A 5M solution of `H_(2)SO_(4)` is diluted from 1 litre of 100 litres, the normality of the solution will be

To solve the problem of finding the normality of a diluted solution of \( H_2SO_4 \), we can follow these steps: ### Step 1: Understand the Given Information We have a 5M solution of \( H_2SO_4 \) that is diluted from 1 liter to 100 liters. We need to find the normality of the final solution. ### Step 2: Calculate the Final Molarity After Dilution Using the dilution formula: \[ M_1V_1 = M_2V_2 \] Where: - \( M_1 \) = initial molarity = 5 M - \( V_1 \) = initial volume = 1 L - \( M_2 \) = final molarity (unknown) - \( V_2 \) = final volume = 100 L Substituting the known values: \[ 5 \, \text{M} \times 1 \, \text{L} = M_2 \times 100 \, \text{L} \] \[ 5 = M_2 \times 100 \] \[ M_2 = \frac{5}{100} = 0.05 \, \text{M} \] ### Step 3: Determine the n-factor for \( H_2SO_4 \) The n-factor for sulfuric acid (\( H_2SO_4 \)) is determined by the number of hydrogen ions (\( H^+ \)) it can donate. Since \( H_2SO_4 \) is a diprotic acid, it can donate 2 \( H^+ \) ions.
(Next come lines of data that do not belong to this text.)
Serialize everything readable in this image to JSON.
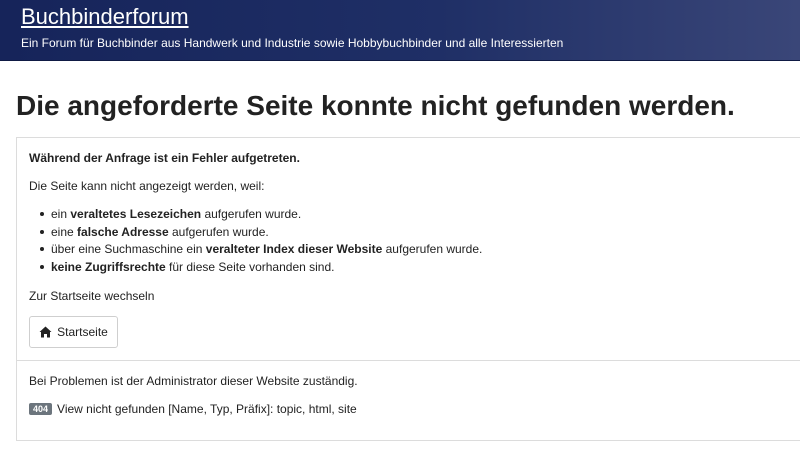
{
  "header": {
    "site_title": "Buchbinderforum",
    "site_description": "Ein Forum für Buchbinder aus Handwerk und Industrie sowie Hobbybuchbinder und alle Interessierten"
  },
  "page": {
    "title": "Die angeforderte Seite konnte nicht gefunden werden."
  },
  "error_card": {
    "heading": "Während der Anfrage ist ein Fehler aufgetreten.",
    "reason_intro": "Die Seite kann nicht angezeigt werden, weil:",
    "reasons": [
      {
        "pre": "ein ",
        "bold": "veraltetes Lesezeichen",
        "post": " aufgerufen wurde."
      },
      {
        "pre": "eine ",
        "bold": "falsche Adresse",
        "post": " aufgerufen wurde."
      },
      {
        "pre": "über eine Suchmaschine ein ",
        "bold": "veralteter Index dieser Website",
        "post": " aufgerufen wurde."
      },
      {
        "pre": "",
        "bold": "keine Zugriffsrechte",
        "post": " für diese Seite vorhanden sind."
      }
    ],
    "home_intro": "Zur Startseite wechseln",
    "home_button_label": "Startseite",
    "home_icon": "home-icon",
    "admin_note": "Bei Problemen ist der Administrator dieser Website zuständig.",
    "error_code": "404",
    "error_message": "View nicht gefunden [Name, Typ, Präfix]: topic, html, site"
  },
  "colors": {
    "header_bg": "#1f2f66",
    "badge_bg": "#6c757d",
    "border": "#dcdcdc"
  }
}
Therefore, the n-factor is: \[ n = 2 \] ### Step 4: Calculate the Normality Normality (N) is calculated using the formula: \[ N = n \times M \] Substituting the values we have: \[ N = 2 \times 0.05 \, \text{M} \] \[ N = 0.1 \, \text{N} \] ### Conclusion The normality of the diluted \( H_2SO_4 \) solution is **0.1 N**. ---